PEGG: We filmed in the London that people live in, not the London that people visit. In Shaun of the Dead, we wanted to get the idea of action that was happening away from the SWAT team and the army. That was one of the overriding observations we made making Shaun: somewhere else in the city there was a much better film taking place, in a popcorn kind of ways. Instead, we as an audience got stuck with this fucking loser from the electrical [appliance] shop, his girlfriend, and his best mate.

METRO: Aside from the fact that Shaun was filmed at Ealing studios, it struck me that Shaun was a graphically violent modern version of an Ealing comedy. Liz's housemate could have been the grandson of the exacting, finicky bore Kenneth Mars plays in Genevieve, and there's also the mother who feels she mustn't grumble over something as small as a zombie bite.
WRIGHT: One of the films we watched in preparation for Hot Fuzz was Passport to Pimlico (1949), a comedy about a small neighborhood where people had their own law and way of doing things. Hot Fuzz is simultaneously more English and more American than Shaun of the Dead; what's alien in England is familiar here, and it'll be the opposite in the U.K.

METRO: In satirizing Bad Boys II, you did manage to make something amusing out of one of the most painful films I've ever seen.
FROST: I kind of admired Bad Boys II on the painful level. It deserved some sort of medal for willful destruction.
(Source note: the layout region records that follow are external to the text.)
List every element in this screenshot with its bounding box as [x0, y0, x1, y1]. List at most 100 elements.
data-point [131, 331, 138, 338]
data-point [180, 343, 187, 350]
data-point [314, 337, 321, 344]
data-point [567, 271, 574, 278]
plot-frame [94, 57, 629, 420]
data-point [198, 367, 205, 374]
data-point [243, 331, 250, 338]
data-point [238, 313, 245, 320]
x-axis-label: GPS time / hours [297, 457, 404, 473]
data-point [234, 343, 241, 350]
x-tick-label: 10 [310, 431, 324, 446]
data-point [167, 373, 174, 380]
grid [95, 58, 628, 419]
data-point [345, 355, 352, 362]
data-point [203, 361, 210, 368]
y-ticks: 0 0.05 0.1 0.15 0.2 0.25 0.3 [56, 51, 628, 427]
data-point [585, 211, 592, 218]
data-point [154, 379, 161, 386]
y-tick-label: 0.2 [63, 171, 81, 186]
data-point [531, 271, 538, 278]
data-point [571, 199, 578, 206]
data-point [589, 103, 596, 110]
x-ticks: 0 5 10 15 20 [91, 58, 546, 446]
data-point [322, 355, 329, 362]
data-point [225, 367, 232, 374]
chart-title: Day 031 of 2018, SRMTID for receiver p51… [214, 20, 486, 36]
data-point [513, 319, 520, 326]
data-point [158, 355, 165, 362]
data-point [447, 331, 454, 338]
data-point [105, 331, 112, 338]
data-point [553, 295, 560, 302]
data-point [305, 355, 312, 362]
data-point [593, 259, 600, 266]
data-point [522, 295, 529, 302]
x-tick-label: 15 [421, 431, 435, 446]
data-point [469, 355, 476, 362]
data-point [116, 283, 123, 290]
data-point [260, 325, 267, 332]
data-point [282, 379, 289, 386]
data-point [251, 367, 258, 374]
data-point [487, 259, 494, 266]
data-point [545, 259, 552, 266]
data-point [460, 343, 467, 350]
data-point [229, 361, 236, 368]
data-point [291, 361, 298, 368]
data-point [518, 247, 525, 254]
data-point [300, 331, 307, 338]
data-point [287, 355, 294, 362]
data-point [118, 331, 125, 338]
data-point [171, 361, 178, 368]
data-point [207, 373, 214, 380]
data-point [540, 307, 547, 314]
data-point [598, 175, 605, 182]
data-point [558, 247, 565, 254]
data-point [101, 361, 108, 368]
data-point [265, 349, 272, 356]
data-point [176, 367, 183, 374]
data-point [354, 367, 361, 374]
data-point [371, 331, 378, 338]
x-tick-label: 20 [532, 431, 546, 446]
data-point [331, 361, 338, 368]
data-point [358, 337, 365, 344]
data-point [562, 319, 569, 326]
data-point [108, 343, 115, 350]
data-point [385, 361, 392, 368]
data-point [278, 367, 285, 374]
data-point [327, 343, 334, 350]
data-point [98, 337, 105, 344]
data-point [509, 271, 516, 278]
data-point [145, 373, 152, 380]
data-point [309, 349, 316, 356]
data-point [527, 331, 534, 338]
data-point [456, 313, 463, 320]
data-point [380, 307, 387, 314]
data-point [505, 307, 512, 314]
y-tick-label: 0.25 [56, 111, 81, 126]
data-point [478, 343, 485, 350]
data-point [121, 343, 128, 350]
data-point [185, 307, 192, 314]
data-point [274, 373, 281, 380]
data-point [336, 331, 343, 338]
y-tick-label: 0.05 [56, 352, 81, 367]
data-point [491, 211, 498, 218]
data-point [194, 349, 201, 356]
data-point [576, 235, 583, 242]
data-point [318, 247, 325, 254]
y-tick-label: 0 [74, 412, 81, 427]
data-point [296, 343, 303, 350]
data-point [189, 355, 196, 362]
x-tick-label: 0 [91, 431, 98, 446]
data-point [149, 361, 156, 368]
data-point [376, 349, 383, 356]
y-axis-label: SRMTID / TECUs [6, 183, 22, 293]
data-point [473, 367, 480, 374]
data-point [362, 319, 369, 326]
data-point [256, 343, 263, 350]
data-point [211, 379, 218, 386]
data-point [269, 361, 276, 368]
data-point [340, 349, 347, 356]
I could see how someone would just consider it painful to watch.

METRO: And there's also your recreation of the emotional climax of Point Break.
WRIGHT: Keanu Reeves' greatest moment on screen.
PEGG: It's my greatest moment on screen, too. [Laughs.]
FROST: I'd love to have Keanu Reeves see it.
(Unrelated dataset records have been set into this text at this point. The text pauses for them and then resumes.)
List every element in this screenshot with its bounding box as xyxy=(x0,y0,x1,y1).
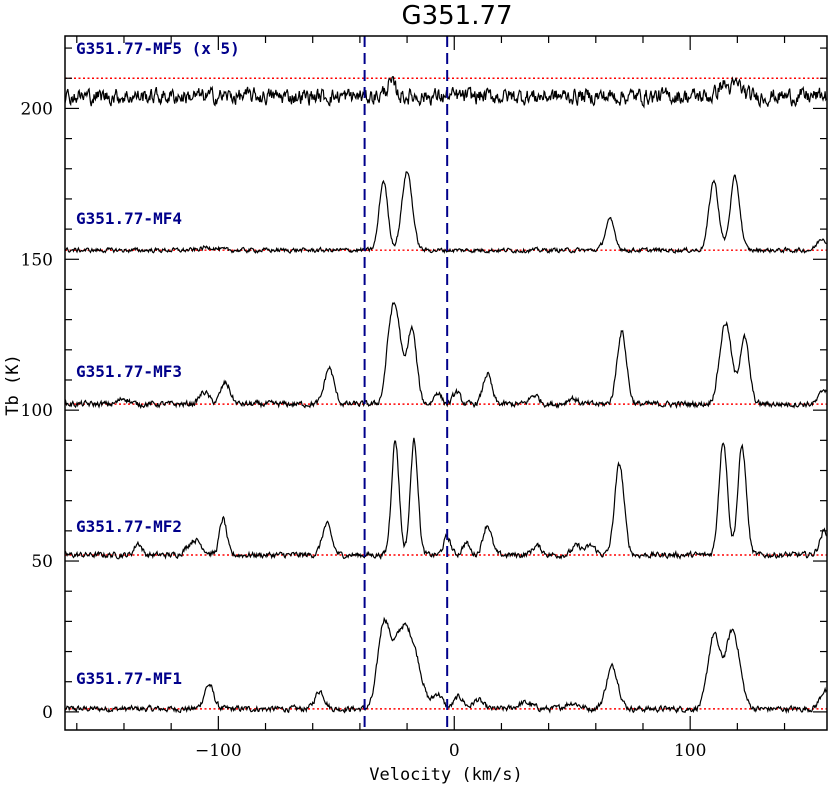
series-label-5: G351.77-MF5 (x 5) xyxy=(76,39,240,58)
tick-group: −100 0 100 0 50 100 150 200 xyxy=(21,36,827,761)
series-label-group: G351.77-MF1 G351.77-MF2 G351.77-MF3 G351.77… xyxy=(76,39,240,688)
series-label-4: G351.77-MF4 xyxy=(76,209,182,228)
y-axis-title: Tb (K) xyxy=(3,354,23,415)
spectrum-line-2 xyxy=(65,437,827,561)
series-label-1: G351.77-MF1 xyxy=(76,669,182,688)
plot-frame xyxy=(64,35,828,731)
spectrum-line-5 xyxy=(65,76,827,109)
baseline-group xyxy=(65,77,827,710)
x-tick-label: 100 xyxy=(674,741,706,761)
y-tick-label: 100 xyxy=(21,401,53,421)
series-label-3: G351.77-MF3 xyxy=(76,362,182,381)
y-tick-label: 150 xyxy=(21,250,53,270)
y-tick-label: 0 xyxy=(42,703,53,723)
spectrum-line-4 xyxy=(65,171,827,255)
x-tick-label: 0 xyxy=(449,741,460,761)
spectrum-line-3 xyxy=(65,301,827,410)
spectrum-line-1 xyxy=(65,616,827,715)
x-tick-label: −100 xyxy=(195,741,242,761)
y-tick-label: 200 xyxy=(21,99,53,119)
velocity-marker-group xyxy=(363,36,449,730)
x-axis-title: Velocity (km/s) xyxy=(369,765,523,785)
chart-title: G351.77 xyxy=(401,1,512,31)
y-tick-label: 50 xyxy=(31,552,53,572)
series-label-2: G351.77-MF2 xyxy=(76,517,182,536)
spectra-group xyxy=(65,76,827,715)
METRO: I've read that Timothy Dalton considered Hot Fuzz more fun to work on than the Bond movies. I always thought he deserved more praise, and that the real problem with the two 007 movies he made were that they weren't cosmic enough. After you've been blowing up diamond-encrusted satellites, it has to be a comedown to be sorting out minor Central American drug dealers.
WRIGHT: In the wake of Casino Royale, a lot of people are re-evaluating Tim's first outing as Bond. Tim was dragging that franchise out of the cesspit of self-parody...
FROST: ... and low rent "Carry On" movie jokes...
WRIGHT: ... and I think Tim is to be thanked for that. The weakness of the second one, License to Kill wasn't his fault; they always scapegoat the actors. I think Bond has found his critical home in a grungier version instead of sillier version. And you can say Timothy Dalton was doing that years ago. On set, he didn't talk about Bond much, except that at one point he'd say that whenever he went into the bar, some wag would ask, "Martini, shaken not stirred?" That must be part of the millstone of being Bond. Despite the Bond stuff, I thought he was great in Flash Gordon, very dashing and funny. I was more excited about working with Prince Barin.
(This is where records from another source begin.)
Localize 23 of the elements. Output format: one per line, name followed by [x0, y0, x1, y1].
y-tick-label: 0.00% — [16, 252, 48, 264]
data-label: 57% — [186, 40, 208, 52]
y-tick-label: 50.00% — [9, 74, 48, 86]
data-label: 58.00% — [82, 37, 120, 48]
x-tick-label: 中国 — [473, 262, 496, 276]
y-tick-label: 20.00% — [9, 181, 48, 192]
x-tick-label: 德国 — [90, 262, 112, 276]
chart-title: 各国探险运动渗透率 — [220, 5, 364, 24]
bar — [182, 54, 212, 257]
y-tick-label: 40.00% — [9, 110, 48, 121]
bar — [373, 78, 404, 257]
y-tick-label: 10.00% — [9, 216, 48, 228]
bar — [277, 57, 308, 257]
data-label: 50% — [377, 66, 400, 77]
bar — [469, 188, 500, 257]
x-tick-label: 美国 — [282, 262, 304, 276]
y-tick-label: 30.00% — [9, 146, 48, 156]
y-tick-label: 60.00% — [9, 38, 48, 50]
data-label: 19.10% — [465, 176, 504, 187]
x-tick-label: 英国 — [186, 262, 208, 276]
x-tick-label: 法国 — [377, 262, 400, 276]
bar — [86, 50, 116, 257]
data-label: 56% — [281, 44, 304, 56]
METRO: There's one moment in Hot Fuzz that's particularly adroit, in which a hapless and yet very deserving victim is struck with a large chunk of a medieval church.
PEGG: The crowd pleaser, we called it.

METRO: I was in a crowd, and we were indeed pleased.
WRIGHT: It was a combination of CG and special effects. We did have a prosthetic head of the actor, a heavy prop stone, but the rest of it was CG. Then there is a shot with the stunt man, wearing the stone in question, staggering and falling flat on his face. A quite dangerous stunt, since his head was restricted, and he could have injured his neck.
FROST: His head was turned sideways under the prosthetic.
WRIGHT: The physical head splat was impressive on the day we shot it, but one thing you can do with CG is tickle stuff so it looks better. With CG, it doesn't have to be a big dinosaur, you can do little subtle things.

METRO: A truly spectacular death by misadventure. I kept thinking of The Naked Gun movie—which one was it? where a fireworks factory explodes, and Leslie Nielsen comes out with a megaphone: "Nothing to see here, folks!"
PEGG: It's the first Naked Gun. In a way that's why we didn't do that kind of thing, because it had been done so well before. What we kind of do in Hot Fuzz is more like a valentine to the police movie.